SChunk.__init__#

SChunk.__init__(chunksize=None, data=None, **kwargs)#

Create a new super-chunk, or open an existing one.

Parameters:
  • chunksize (int, optional) – The size, in bytes, of the chunks from the super-chunk. If not provided, it is set automatically to a reasonable value.

  • data (bytes-like object, optional) – The data to be split into different chunks of size chunksize. If None, the Schunk instance will be empty initially.

  • kwargs (dict, optional) –

    Keyword arguments supported:

    contiguous: bool, optional

    If the chunks are stored contiguously or not. Default is True when urlpath is not None; False otherwise.

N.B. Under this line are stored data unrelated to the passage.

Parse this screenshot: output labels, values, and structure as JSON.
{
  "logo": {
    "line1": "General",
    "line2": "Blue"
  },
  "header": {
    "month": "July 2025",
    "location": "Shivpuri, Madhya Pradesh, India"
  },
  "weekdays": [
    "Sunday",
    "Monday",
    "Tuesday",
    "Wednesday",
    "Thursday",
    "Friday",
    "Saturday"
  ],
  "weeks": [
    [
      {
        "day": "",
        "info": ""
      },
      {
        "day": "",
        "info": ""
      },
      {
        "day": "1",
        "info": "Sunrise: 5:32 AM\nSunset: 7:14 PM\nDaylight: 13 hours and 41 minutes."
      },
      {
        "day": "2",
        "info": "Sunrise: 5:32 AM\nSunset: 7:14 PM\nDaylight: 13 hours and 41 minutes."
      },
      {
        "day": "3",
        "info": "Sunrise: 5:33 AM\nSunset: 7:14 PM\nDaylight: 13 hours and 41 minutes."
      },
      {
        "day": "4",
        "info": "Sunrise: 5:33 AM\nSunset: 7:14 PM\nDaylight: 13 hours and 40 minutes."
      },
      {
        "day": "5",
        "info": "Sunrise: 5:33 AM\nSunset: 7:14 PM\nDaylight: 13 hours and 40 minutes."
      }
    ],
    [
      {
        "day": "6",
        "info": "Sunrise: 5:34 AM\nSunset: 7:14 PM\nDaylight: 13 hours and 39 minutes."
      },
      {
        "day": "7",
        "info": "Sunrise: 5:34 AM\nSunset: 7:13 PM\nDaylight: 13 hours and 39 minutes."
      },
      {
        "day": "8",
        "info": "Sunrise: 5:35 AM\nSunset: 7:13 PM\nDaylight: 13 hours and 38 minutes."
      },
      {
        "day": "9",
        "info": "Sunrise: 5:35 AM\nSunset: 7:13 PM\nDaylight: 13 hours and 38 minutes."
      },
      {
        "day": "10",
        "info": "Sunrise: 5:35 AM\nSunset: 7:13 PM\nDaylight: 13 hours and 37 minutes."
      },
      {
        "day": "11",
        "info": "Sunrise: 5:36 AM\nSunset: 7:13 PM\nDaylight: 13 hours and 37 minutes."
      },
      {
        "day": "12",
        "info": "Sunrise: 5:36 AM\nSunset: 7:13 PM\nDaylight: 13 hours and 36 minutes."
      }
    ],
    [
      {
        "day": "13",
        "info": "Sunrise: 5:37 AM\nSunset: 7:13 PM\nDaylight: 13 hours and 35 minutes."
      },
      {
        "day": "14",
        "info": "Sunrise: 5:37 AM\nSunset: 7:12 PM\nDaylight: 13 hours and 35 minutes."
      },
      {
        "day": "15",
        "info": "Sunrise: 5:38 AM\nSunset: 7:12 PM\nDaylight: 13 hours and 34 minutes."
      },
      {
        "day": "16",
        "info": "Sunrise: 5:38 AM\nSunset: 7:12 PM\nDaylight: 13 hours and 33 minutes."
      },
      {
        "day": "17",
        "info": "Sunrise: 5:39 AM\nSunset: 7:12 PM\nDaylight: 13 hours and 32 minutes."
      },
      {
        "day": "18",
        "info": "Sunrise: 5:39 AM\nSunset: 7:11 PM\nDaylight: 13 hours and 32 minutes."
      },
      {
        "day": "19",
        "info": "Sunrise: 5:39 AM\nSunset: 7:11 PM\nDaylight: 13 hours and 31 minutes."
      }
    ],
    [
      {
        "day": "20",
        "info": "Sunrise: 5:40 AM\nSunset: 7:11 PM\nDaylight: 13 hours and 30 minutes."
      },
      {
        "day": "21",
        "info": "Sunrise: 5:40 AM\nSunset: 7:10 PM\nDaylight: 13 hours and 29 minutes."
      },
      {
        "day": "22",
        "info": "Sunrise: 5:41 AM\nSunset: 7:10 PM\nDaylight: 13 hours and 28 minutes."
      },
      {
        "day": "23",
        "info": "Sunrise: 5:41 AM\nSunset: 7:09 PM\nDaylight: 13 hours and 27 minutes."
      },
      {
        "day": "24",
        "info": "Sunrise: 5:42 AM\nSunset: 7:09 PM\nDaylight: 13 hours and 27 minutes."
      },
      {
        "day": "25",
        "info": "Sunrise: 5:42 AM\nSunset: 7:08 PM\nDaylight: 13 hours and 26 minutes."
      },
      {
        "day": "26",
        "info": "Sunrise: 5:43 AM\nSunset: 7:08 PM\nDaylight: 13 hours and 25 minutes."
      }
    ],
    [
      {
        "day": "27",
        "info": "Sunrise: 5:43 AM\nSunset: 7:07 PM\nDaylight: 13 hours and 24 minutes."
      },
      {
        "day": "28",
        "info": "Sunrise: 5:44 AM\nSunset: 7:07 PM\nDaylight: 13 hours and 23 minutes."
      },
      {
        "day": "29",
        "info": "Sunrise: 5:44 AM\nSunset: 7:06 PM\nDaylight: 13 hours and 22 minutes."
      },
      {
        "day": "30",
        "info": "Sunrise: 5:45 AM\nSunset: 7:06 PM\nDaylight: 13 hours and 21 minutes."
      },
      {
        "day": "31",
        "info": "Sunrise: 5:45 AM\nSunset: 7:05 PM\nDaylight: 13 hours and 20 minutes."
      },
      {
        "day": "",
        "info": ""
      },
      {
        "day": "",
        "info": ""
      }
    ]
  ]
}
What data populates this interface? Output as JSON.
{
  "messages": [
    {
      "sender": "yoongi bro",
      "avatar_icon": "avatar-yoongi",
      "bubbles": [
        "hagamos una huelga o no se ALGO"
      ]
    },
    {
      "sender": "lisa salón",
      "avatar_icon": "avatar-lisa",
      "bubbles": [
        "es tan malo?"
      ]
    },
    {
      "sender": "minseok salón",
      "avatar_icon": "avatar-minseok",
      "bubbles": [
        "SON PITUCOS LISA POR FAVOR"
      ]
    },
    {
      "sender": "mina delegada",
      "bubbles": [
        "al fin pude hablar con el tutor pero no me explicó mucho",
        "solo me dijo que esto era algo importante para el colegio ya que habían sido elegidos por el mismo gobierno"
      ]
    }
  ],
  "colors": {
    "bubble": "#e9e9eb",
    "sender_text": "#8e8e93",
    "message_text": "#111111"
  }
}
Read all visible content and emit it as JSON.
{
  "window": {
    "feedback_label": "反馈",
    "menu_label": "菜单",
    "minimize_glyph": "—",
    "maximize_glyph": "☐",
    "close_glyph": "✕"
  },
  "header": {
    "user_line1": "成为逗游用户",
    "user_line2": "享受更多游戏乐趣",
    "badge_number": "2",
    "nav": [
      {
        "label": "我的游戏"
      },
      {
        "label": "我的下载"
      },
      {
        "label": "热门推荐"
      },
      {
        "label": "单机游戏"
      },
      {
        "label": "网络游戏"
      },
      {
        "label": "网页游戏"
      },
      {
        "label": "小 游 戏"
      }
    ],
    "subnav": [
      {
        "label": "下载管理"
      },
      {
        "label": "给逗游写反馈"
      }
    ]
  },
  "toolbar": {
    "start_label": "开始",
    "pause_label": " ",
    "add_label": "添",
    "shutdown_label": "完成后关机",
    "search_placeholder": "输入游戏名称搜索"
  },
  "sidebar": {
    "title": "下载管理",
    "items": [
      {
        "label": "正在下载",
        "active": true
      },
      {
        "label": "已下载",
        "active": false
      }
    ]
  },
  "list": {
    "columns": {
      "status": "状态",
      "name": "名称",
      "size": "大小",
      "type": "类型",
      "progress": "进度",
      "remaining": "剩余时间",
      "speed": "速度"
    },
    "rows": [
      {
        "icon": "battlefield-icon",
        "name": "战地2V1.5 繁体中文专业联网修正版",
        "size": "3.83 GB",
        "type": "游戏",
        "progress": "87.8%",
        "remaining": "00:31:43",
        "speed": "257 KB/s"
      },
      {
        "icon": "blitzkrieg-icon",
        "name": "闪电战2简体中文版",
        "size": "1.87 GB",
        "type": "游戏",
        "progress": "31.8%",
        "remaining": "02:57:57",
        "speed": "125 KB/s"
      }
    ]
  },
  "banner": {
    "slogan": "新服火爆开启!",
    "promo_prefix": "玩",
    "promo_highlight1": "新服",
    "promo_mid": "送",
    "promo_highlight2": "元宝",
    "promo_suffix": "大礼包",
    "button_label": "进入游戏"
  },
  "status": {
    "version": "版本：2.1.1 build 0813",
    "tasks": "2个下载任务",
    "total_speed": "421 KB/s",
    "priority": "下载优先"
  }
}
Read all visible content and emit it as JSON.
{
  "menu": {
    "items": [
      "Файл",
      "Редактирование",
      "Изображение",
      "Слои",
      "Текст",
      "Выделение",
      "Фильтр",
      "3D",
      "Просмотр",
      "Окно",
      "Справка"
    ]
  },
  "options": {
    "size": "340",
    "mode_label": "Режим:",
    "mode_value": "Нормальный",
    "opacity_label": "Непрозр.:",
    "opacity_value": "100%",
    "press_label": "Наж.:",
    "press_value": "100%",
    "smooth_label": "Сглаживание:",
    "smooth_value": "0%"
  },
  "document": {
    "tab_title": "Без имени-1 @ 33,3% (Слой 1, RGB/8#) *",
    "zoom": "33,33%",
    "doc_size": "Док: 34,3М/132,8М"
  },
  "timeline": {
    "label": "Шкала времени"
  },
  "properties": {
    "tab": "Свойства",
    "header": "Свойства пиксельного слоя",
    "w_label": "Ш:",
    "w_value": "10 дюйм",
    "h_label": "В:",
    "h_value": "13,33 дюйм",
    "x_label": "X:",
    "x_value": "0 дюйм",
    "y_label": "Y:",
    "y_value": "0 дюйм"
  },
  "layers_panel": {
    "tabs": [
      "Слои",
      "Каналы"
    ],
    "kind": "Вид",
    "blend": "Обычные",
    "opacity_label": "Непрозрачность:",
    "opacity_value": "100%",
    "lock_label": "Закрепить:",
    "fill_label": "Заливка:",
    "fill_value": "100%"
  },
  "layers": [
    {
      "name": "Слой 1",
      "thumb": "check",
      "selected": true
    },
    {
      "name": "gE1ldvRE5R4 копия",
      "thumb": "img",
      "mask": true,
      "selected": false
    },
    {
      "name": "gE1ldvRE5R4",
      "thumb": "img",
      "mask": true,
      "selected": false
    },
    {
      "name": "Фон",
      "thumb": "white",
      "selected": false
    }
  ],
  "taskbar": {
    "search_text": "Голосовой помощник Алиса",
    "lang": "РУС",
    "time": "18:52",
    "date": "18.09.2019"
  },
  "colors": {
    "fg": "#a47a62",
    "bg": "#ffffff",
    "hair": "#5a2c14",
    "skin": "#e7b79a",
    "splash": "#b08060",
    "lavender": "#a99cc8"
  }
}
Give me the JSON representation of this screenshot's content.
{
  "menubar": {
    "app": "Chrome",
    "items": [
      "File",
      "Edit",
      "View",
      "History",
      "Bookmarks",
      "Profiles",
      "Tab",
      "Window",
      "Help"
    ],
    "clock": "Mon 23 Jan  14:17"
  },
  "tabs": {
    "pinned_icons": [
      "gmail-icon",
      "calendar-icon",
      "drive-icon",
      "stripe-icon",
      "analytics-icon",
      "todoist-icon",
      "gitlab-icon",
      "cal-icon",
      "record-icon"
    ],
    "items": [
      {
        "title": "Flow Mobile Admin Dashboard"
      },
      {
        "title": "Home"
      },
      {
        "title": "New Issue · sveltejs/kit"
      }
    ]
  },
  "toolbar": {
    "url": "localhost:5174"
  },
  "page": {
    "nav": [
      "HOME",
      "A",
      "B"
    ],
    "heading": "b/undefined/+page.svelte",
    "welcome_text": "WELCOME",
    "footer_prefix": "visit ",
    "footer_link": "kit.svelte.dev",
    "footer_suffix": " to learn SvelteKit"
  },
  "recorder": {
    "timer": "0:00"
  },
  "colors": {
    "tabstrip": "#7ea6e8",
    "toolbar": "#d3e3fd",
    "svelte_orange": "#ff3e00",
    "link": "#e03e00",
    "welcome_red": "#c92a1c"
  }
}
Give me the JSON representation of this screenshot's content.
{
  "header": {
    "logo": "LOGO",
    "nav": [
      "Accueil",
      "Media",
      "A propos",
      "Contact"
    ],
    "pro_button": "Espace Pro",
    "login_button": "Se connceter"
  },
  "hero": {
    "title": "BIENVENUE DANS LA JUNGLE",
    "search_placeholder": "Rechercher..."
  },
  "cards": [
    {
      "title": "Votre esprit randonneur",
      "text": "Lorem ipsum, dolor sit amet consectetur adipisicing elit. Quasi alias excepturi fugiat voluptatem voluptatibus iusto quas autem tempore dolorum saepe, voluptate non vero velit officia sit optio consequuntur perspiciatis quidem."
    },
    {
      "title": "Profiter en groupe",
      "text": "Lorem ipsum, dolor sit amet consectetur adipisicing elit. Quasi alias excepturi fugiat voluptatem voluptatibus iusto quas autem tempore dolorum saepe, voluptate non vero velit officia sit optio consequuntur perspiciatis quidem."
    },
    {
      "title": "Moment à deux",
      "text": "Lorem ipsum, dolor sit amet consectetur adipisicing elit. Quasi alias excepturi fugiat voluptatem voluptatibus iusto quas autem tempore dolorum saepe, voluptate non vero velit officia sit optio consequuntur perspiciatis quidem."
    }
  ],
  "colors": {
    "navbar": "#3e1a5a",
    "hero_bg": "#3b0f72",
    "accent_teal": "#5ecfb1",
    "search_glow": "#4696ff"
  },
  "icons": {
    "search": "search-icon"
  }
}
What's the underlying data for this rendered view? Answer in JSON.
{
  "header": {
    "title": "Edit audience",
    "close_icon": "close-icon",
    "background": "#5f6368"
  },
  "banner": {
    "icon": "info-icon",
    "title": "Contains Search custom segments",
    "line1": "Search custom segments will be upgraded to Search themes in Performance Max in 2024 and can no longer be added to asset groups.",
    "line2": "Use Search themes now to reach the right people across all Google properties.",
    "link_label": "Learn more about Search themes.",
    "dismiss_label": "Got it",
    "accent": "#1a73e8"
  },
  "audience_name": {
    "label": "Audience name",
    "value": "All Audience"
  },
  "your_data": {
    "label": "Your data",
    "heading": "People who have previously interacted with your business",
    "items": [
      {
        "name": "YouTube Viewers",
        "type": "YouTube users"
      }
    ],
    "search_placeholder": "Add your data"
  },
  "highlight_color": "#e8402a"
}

    urlpath: str | pathlib.Path, optional

    If the storage is persistent, the name of the file (when contiguous = True) or the directory (if contiguous = False). If the storage is in-memory, then this field is None.

    mode: str, optional

    Persistence mode: ‘r’ means read only (must exist); ‘a’ means read/write (create if it doesn’t exist); ‘w’ means create (overwrite if it exists).

    mmap_mode: str, optional

    If set, the file will be memory-mapped instead of using the default I/O functions and the mode argument will be ignored. The memory-mapping modes are similar as used by the numpy.memmap function, but it is possible to extend the file:

    mode

    description

    ’r’

    Open an existing file for reading only.

    ’r+’

    Open an existing file for reading and writing. Use this mode if you want to append data to an existing schunk file.

    ’w+’

    Create or overwrite an existing file for reading and writing. Use this mode if you want to create a new schunk.

    ’c’

    Open an existing file in copy-on-write mode: all changes affect the data in memory but changes are not saved to disk. The file on disk is read-only. On Windows, the size of the mapping cannot change.

    Only contiguous storage can be memory-mapped. Hence, urlpath must point to a file (and not a directory).

    Note

    Memory-mapped files are opened once and the file contents remain in (virtual) memory for the lifetime of the schunk. Using memory-mapped I/O can be faster than using the default I/O functions depending on the use case. Whereas reading performance is generally better, writing performance may also be slower in some cases on certain systems. In any case, memory-mapped files can be especially beneficial when operating with network file systems (like NFS).

    This is currently a beta feature (especially write operations) and we recommend trying it out and reporting any issues you may encounter.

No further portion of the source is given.